Zappadan Closes

ZAPPADAN DINER ClosedNo more Small Dog Broth for you, one year.

IMPERIAL BEACH — On our little world, when you’re really jonesin’ for Things That Look Like Meat, some Strange Purple Jello, or a Mud Shark-Mango Muffin, there’s only one place you can satisfy that craving: The Zappadan Diner.  But not anymore.  The City of Imperial Beach Department of Health and Mental Hygiene closed the Zappadan Diner on Monday, siting the possibility that the “Solar Beef” might be contaminated with latex;  there is also a suspicion that another entrée, the “Desenex Burger,” may in fact contain Desenex.¹

Zappadan Diner ClosesThe supposed culprits?  Latex Solar Beef... and the Desenex Burger.

The irony of the closure during the 2011 Zappadan Holidaze has not been lost on the few hungry freaks gathered in front of the Diner, who have become regulars there.

A green-haired African-American woman named Jemima Kong of Imperial Beach paces back and forth;  she is wearing a heavily pilled purple alligator suit without the head, and saying to no one in particular: “Who in their right mind thinks there’s actual “Latex” in Latex Solar Beef !?!  Anybody besides the Imperial Beach Commissioner of Health and Mental fuckin’ Hygiene!?  They ain’t did no testin’ but they sayin’ “One a these Zappa freaks” maybe put some Desenex in the Desenex Burgers?!?  What the fuck.”

“I like the Strange Purple Jello,” volunteers a marginally present young man named “Kenny” wearing only a tattered kilt and a lavender push-up bra; he is originally from Canoga Park, but now lives on the beach behind the Diner. “I don’t know what’s in it, but I like the way it wiggles, and there’s usually some in the dumpster. . . You know when my royalty check comes, I think I’m going to buy a Mustang. Wait, no, I think I’ll . . . I think I’ll get a Corvette.  No, I think I’ll get a Harley Davidson. No, I don’t think I’ll buy any of those cars. I think what I will do is I will buy a boat.  No, that wouldn’t be good either. I think, ah, I’ll go into real estate.  I think I would like to . . . I think I would like to buy La Cienega Boulevard.”

There’s also a guy named Joe being lead around by a Shih Tzu puppy on a leash;  he is singing to passers-by “What’s the ugliest part of your body?”  The Shih Tzu wanders off to the beach.

But it’s more than weird regulars who will miss the Diner.  Han-Min-Noon, 200 Motels Motel Parking Security Guard and team leader, makes a weekly trek from Encino just for a Desenex Burger.  “I don’t give a fuck if there’s Desenex in there or not.  It tastes awesome, and I’m willing to pay the price.”  His cousin, Han-Toon-Ran, who often makes the trip with him, is equally upset about the closing, saying, “Eye wanting dey Muddeh Shawk soon. Eye maybey hoongray for it toodey again.”
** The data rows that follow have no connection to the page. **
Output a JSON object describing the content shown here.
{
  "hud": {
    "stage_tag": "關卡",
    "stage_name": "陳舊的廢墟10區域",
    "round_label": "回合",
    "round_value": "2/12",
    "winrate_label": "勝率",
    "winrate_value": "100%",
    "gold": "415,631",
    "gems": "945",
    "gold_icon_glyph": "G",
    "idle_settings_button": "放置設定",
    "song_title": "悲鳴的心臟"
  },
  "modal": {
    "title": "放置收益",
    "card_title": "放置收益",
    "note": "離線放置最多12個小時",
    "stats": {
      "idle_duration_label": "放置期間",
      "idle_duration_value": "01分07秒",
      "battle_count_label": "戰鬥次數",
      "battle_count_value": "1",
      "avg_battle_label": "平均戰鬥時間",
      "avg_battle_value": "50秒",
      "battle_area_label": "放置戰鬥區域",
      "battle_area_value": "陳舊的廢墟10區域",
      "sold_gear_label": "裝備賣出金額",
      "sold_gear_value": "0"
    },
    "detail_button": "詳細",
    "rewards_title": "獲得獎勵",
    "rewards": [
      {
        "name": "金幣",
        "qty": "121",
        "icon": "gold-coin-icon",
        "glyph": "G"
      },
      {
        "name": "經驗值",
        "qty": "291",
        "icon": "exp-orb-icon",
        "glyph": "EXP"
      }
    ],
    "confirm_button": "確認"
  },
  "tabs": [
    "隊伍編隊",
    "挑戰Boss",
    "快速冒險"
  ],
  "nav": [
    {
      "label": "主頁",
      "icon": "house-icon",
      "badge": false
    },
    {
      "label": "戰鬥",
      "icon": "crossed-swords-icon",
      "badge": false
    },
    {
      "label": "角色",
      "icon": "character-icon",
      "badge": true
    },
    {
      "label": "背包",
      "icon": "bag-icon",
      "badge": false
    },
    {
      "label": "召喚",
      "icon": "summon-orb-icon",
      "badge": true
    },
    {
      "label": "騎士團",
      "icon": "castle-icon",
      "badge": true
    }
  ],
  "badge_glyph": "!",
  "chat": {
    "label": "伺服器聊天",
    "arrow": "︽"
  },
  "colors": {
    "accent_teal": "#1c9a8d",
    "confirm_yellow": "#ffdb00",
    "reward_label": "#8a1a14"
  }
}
As we pack our gear, day chef of the Zappadan, La Marr Bruister, walks up.  Like many of the regulars, what he is wearing— a teal bath robe and house slippers— catches our attention.  The regulars call him “Daddy Dinky,” a moniker from Let’s Make The Water Turn Black.  “This totally sucks a big one,” Bruister says, and a chorus of “Fuckin’ Ay!” goes up from the small strange crowd that has gathered. “Where can we get some breakfast?” says Min-Noon. The absence of firing synapses is almost tangible, but finally Daddy Dinky says, “Well, there’s the Farmer’s Market… They sell Zappa’s stuff.”
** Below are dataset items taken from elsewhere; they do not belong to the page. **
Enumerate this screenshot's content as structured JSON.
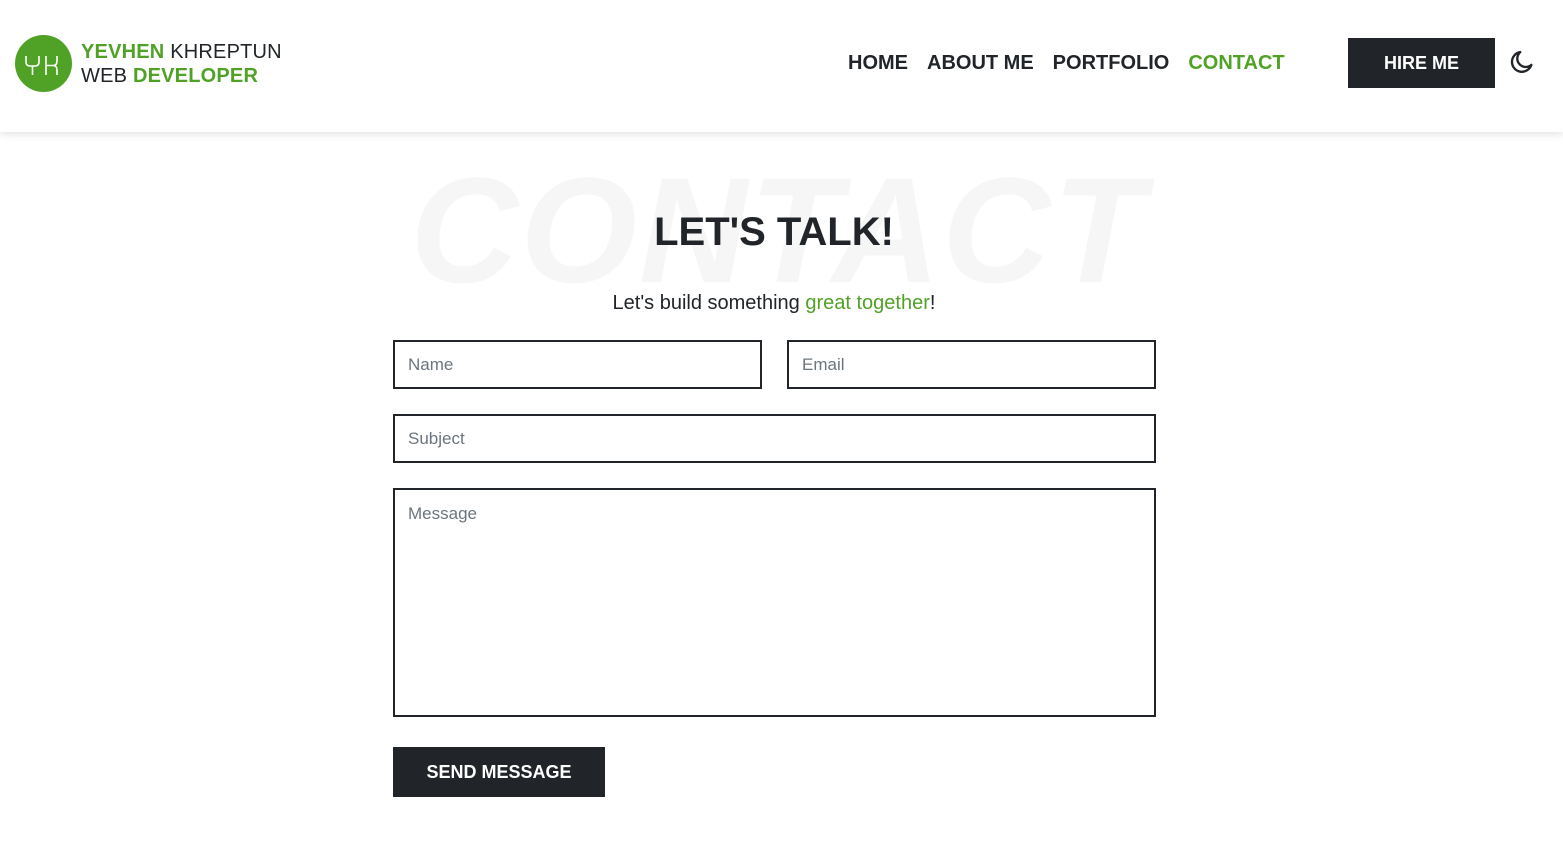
{
  "brand": {
    "first_name": "YEVHEN",
    "last_name": "KHREPTUN",
    "role_prefix": "WEB",
    "role": "DEVELOPER",
    "logo_icon": "yk-monogram-icon"
  },
  "nav": {
    "items": [
      {
        "label": "HOME"
      },
      {
        "label": "ABOUT ME"
      },
      {
        "label": "PORTFOLIO"
      },
      {
        "label": "CONTACT",
        "active": true
      }
    ],
    "hire_label": "HIRE ME",
    "theme_icon": "moon-icon"
  },
  "contact": {
    "watermark": "CONTACT",
    "title": "LET'S TALK!",
    "subtitle_start": "Let's build something ",
    "subtitle_highlight": "great together",
    "subtitle_end": "!",
    "name_placeholder": "Name",
    "email_placeholder": "Email",
    "subject_placeholder": "Subject",
    "message_placeholder": "Message",
    "send_label": "SEND MESSAGE"
  },
  "colors": {
    "accent": "#50a227",
    "dark": "#212529",
    "watermark": "#f6f6f6"
  }
}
A few heads slowly nod in agreement, and turn in the general direction of the Pier Plaza;  reluctantly breaking free of the weakened energy field still emanating from the Diner.

I have a sudden craving for a Mud Shark Mango Muffin.

Mud Shark Mango Muffins

See you next year, freaks.

¹ Miconazole is the active ingredient in Desenex; it is an antifungal agent, relieves itching and burning, and is used for skin infections such as athlete’s foot, jock itch, and vaginal yeast infections.  The medication is sometimes prescribed for other uses.